Ekonomi India Tumbuh 7,8 Persen di Triwulan I-2025
Perekonomian India secara tak terduga tumbuh 7,8 persen tahun-ke-tahun pada kuartal April-Juni.
IDXChannel - Perekonomian India secara tak terduga tumbuh 7,8 persen tahun-ke-tahun pada kuartal April-Juni. Angka ini meningkat dari 7,4 persen pada tiga bulan sebelumnya, menurut data pemerintah yang dirilis pada hari Jumat.
Dilansir dari laman Hindustantimes Jumat (29/8/2025), India menjadi negara dengan pertumbuhan ekonomi tercepat di dunia, karena tingkat pertumbuhan PDB China pada bulan April-Juni mencapai 5,2 persen dan Amerika Serikat sebesar 3,3 persen.
Sebelumnya ekonom memperkirakan laju pertumbuhan PDB India akan melambat menjadi 6,7 persen pada triwulan I, dan bahwa perekonomian akan terus melambat akibat tarif ekspor AS sebesar 50 persen.
Namun sebaliknya, negara dengan perekonomian terbesar keempat di dunia ini justru mengalami ekspansi ke level tertinggi sejak Januari-Maret 2024, yaitu sebesar 8,4 persen year-on-year.
Adapun Nilai tambah bruto (NVA), tidak termasuk pajak tidak langsung dan subsidi naik 7,6 persen diprediksi pada triwulan I-2026, dibandingkan dengan 6,8 persen pada triwulan IV-2025 dan 6,5 persen pada triwulan I-2025, menurut data pemerintah.
Berikut pertumbuhan PDB India, berdasarkan Sektor (Tahunan): Pertanian diperkirakan tumbuh 3,7 persen pada triwulan I-2026 dibandingkan dengan 1,5 persen pada triwulan I-2025
Lalu manufaktur diperkirakan tumbuh 7,7 persen pada triwulan I-2026 dibandingkan dengan 7,6 persen pada triwulan I-2025.
Awal bulan ini, Bank Sentral India (Reserve Bank of India) memproyeksikan tingkat pertumbuhan PDB riil India sebesar 6,5 persen untuk tahun 2026, yakni di antaranya triwulan I sebesar 6,5 persen, triwulan II sebesar 6,7 persen, triwulan III sebesar 6,6 persen, dan triwulan IV sebesar 6,3 persen
"Pertumbuhan PDB yang sangat sehat pada kuartal pertama telah mendapat dorongan sementara dari deflator yang sangat lunak, belanja pemerintah yang dibebankan di awal (tidak seperti tahun lalu), serta ekspor yang dibebankan di awal ke AS," ujar Madhavi Arora, Ekonom Utama di Emkay Global, dalam sebuah catatan pada hari Jumat.
"Beberapa faktor ini akan berbalik seiring kita melangkah maju.

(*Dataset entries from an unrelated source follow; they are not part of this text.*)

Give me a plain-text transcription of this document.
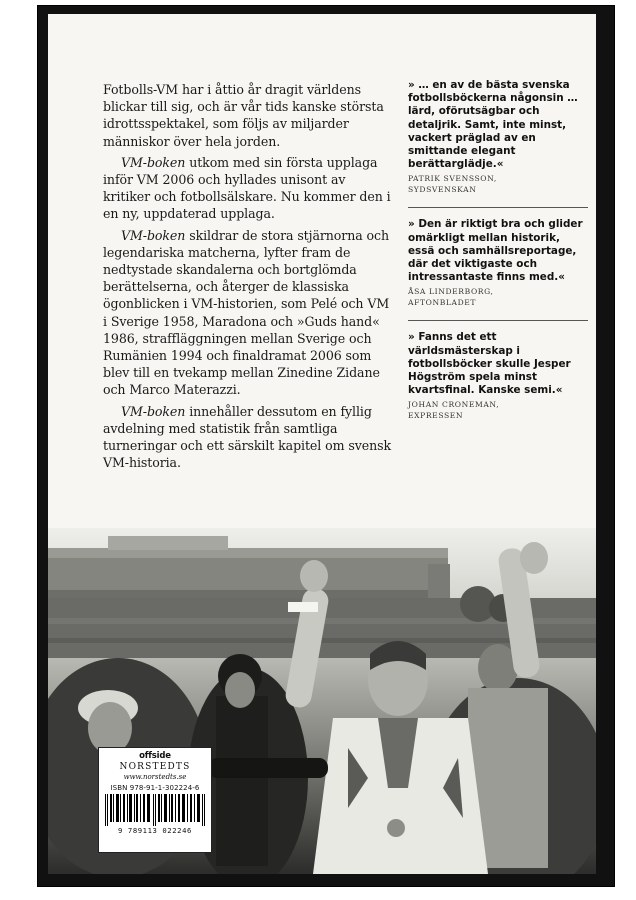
Fotbolls-VM har i åttio år dragit världens blickar till sig, och är vår tids kanske största idrottsspektakel, som följs av miljarder människor över hela jorden.

VM-boken utkom med sin första upplaga inför VM 2006 och hyllades unisont av kritiker och fotbollsälskare. Nu kommer den i en ny, uppdaterad upplaga.

VM-boken skildrar de stora stjärnorna och legendariska matcherna, lyfter fram de nedtystade skandalerna och bortglömda berättelserna, och återger de klassiska ögonblicken i VM-historien, som Pelé och VM i Sverige 1958, Maradona och »Guds hand« 1986, straffläggningen mellan Sverige och Rumänien 1994 och finaldramat 2006 som blev till en tvekamp mellan Zinedine Zidane och Marco Materazzi.

VM-boken innehåller dessutom en fyllig avdelning med statistik från samtliga turneringar och ett särskilt kapitel om svensk VM-historia.

» … en av de bästa svenska fotbollsböckerna någonsin … lärd, oförutsägbar och detaljrik. Samt, inte minst, vackert präglad av en smittande elegant berättarglädje.«
PATRIK SVENSSON,
SYDSVENSKAN
» Den är riktigt bra och glider omärkligt mellan historik, essä och samhällsreportage, där det viktigaste och intressantaste finns med.«
ÅSA LINDERBORG,
AFTONBLADET
» Fanns det ett världsmästerskap i fotbollsböcker skulle Jesper Högström spela minst kvartsfinal. Kanske semi.«
JOHAN CRONEMAN,
EXPRESSEN
offside
NORSTEDTS
www.norstedts.se
ISBN 978-91-1-302224-6
9 789113 022246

Selain itu, dampak makro yang efektif dari pengenaan tarif 50 persen akan mulai dirasakan melalui ekspor dan memiliki efek domino pada lapangan kerja, upah, dan konsumsi swasta. Hal ini dapat semakin melemahkan prospek investasi swasta dan menghambat pertumbuhan," ujar dia.
Namun, secara sekilas, efek deflator yang lebih lunak dan beberapa penyangga konsumsi dari pemotongan Pajak Barang dan Jasa (GST) dapat mengimbangi dampak pertumbuhan PDB riil seiring kita memasuki tahun kalender 2026.